Use a lightweight launcher entry, then let the manifest declare any heavier companions that should start after it is ready. The launcher can be a small splash window or a headless supervisor.

1. Pick a fast launcher entry

Your [run] entry should be the smallest launcher surface that can become ready immediately.

toml
[run]
entry = "apps/launcher/main.aivi"

That launcher can be a simple splash window or a headless Task entry.
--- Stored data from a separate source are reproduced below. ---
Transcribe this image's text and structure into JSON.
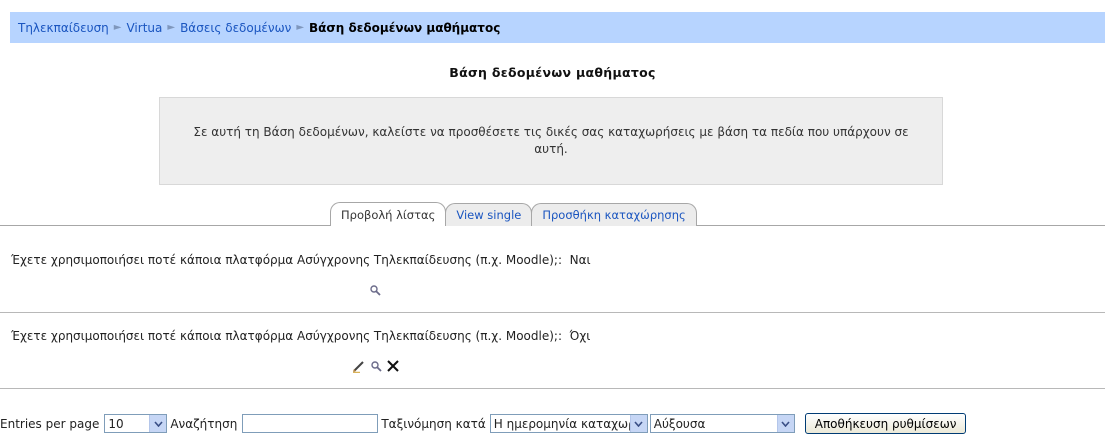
{
  "breadcrumb": {
    "items": [
      "Τηλεκπαίδευση",
      "Virtua",
      "Βάσεις δεδομένων"
    ],
    "separator": "►",
    "current": "Βάση δεδομένων μαθήματος"
  },
  "page_title": "Βάση δεδομένων μαθήματος",
  "intro_text": "Σε αυτή τη Βάση δεδομένων, καλείστε να προσθέσετε τις δικές σας καταχωρήσεις με βάση τα πεδία που υπάρχουν σε αυτή.",
  "tabs": [
    {
      "label": "Προβολή λίστας",
      "active": true
    },
    {
      "label": "View single",
      "active": false
    },
    {
      "label": "Προσθήκη καταχώρησης",
      "active": false
    }
  ],
  "entries": [
    {
      "question": "Έχετε χρησιμοποιήσει ποτέ κάποια πλατφόρμα Ασύγχρονης Τηλεκπαίδευσης (π.χ. Moodle);:",
      "answer": "Ναι",
      "icons": [
        "view-icon"
      ]
    },
    {
      "question": "Έχετε χρησιμοποιήσει ποτέ κάποια πλατφόρμα Ασύγχρονης Τηλεκπαίδευσης (π.χ. Moodle);:",
      "answer": "Όχι",
      "icons": [
        "edit-icon",
        "view-icon",
        "delete-icon"
      ]
    }
  ],
  "footer": {
    "entries_per_page_label": "Entries per page",
    "entries_per_page_value": "10",
    "search_label": "Αναζήτηση",
    "search_value": "",
    "sort_label": "Ταξινόμηση κατά",
    "sort_field_value": "Η ημερομηνία καταχωρήθηκε",
    "sort_order_value": "Αύξουσα",
    "save_button": "Αποθήκευση ρυθμίσεων"
  },
  "colors": {
    "navbar_bg": "#b7d4ff",
    "link": "#1a55c0",
    "intro_bg": "#eeeeee"
  }
}
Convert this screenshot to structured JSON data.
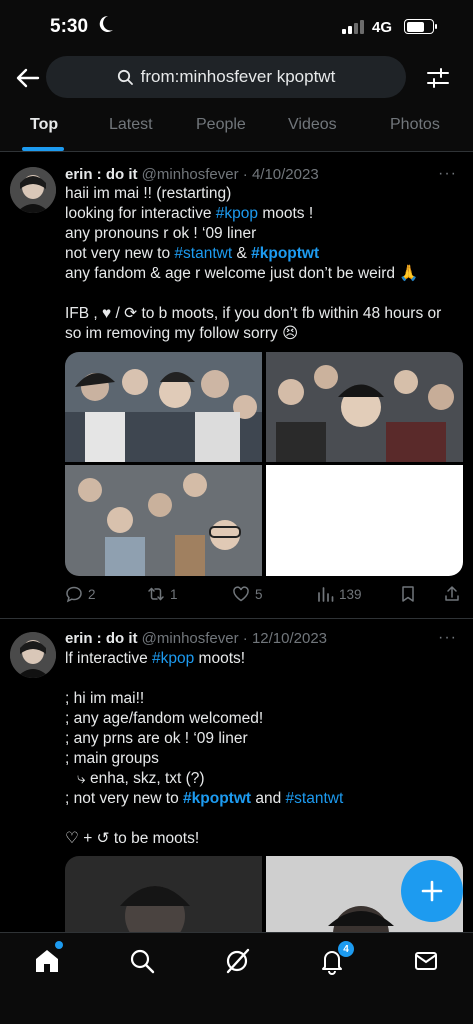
{
  "status_bar": {
    "time": "5:30",
    "network": "4G"
  },
  "header": {
    "search_query": "from:minhosfever kpoptwt"
  },
  "tabs": [
    {
      "label": "Top",
      "active": true
    },
    {
      "label": "Latest",
      "active": false
    },
    {
      "label": "People",
      "active": false
    },
    {
      "label": "Videos",
      "active": false
    },
    {
      "label": "Photos",
      "active": false
    }
  ],
  "posts": [
    {
      "name": "erin : do it",
      "handle": "@minhosfever",
      "date": "· 4/10/2023",
      "more": "···",
      "lines": {
        "l1": "haii im mai !! (restarting)",
        "l2_pre": "looking for interactive ",
        "l2_tag": "#kpop",
        "l2_post": " moots !",
        "l3": "any pronouns r ok ! ‘09 liner",
        "l4_pre": "not very new to ",
        "l4_tag1": "#stantwt",
        "l4_mid": " & ",
        "l4_tag2": "#kpoptwt",
        "l5": "any fandom & age r welcome just don’t be weird 🙏",
        "l6": "IFB , ♥︎ / ⟳ to b moots, if you don’t fb within 48 hours or",
        "l7": "so im removing my follow sorry 😣"
      },
      "stats": {
        "replies": "2",
        "reposts": "1",
        "likes": "5",
        "views": "139"
      }
    },
    {
      "name": "erin : do it",
      "handle": "@minhosfever",
      "date": "· 12/10/2023",
      "more": "···",
      "lines": {
        "l1_pre": "lf interactive ",
        "l1_tag": "#kpop",
        "l1_post": " moots!",
        "l2": "; hi im mai!!",
        "l3": "; any age/fandom welcomed!",
        "l4": "; any prns are ok ! ‘09 liner",
        "l5": "; main groups",
        "l6": "⤷ enha, skz, txt (?)",
        "l7_pre": "; not very new to ",
        "l7_tag1": "#kpoptwt",
        "l7_mid": " and ",
        "l7_tag2": "#stantwt",
        "l8": "♡ + ↺ to be moots!"
      }
    }
  ],
  "notifications_badge": "4",
  "icons": [
    "back-arrow-icon",
    "search-icon",
    "filter-icon",
    "more-icon",
    "reply-icon",
    "repost-icon",
    "like-icon",
    "views-icon",
    "bookmark-icon",
    "share-icon",
    "compose-plus-icon",
    "home-icon",
    "explore-icon",
    "grok-icon",
    "notifications-icon",
    "messages-icon",
    "moon-icon",
    "battery-icon"
  ],
  "colors": {
    "accent": "#1d9bf0",
    "background": "#000000",
    "muted": "#71767b",
    "text": "#e7e9ea"
  }
}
Keep expensive sources and large module graphs in the entries that come later.

2. Add [[run.launch]] parts

Each [[run.launch]] block describes one extra aivi run child process to start after the launcher is ready.

toml
[run]
entry = "apps/launcher/main.aivi"

[[run.launch]]
label = "Main window"
entry = "apps/ui/main.aivi"

[[run.launch]]
label = "Daemon"
entry = "apps/daemon/main.aivi"

[[run.launch]]
label = "Tray"
entry = "apps/tray/main.aivi"
  • label is shown in the terminal progress tracker.
  • entry is resolved relative to the aivi.toml that supplied [run].
  • view is optional when the child needs a non-default markup value.

3. Run from the workspace root

sh
aivi run

After the launcher is ready, AIVI starts each declared companion as its own child aivi run process. If the launcher has windows, those can present first; if it is headless, the terminal progress tracker becomes the only startup surface.

4. Read the launch tracker

The run tracker keeps a dedicated launch lane for manifest launch parts. Each part moves through:

  • queued
  • starting
  • started
  • failed

This lets one terminal session explain what the launcher is doing without falling back to shell wrappers.

5. Know when it applies

[[run.launch]] belongs to the default [run] workflow. If you invoke one entry directly:

sh
aivi run --path apps/ui/main.aivi
aivi run --app tray

those commands run only the requested entry. They do not inherit the default multi-entry launch fan-out.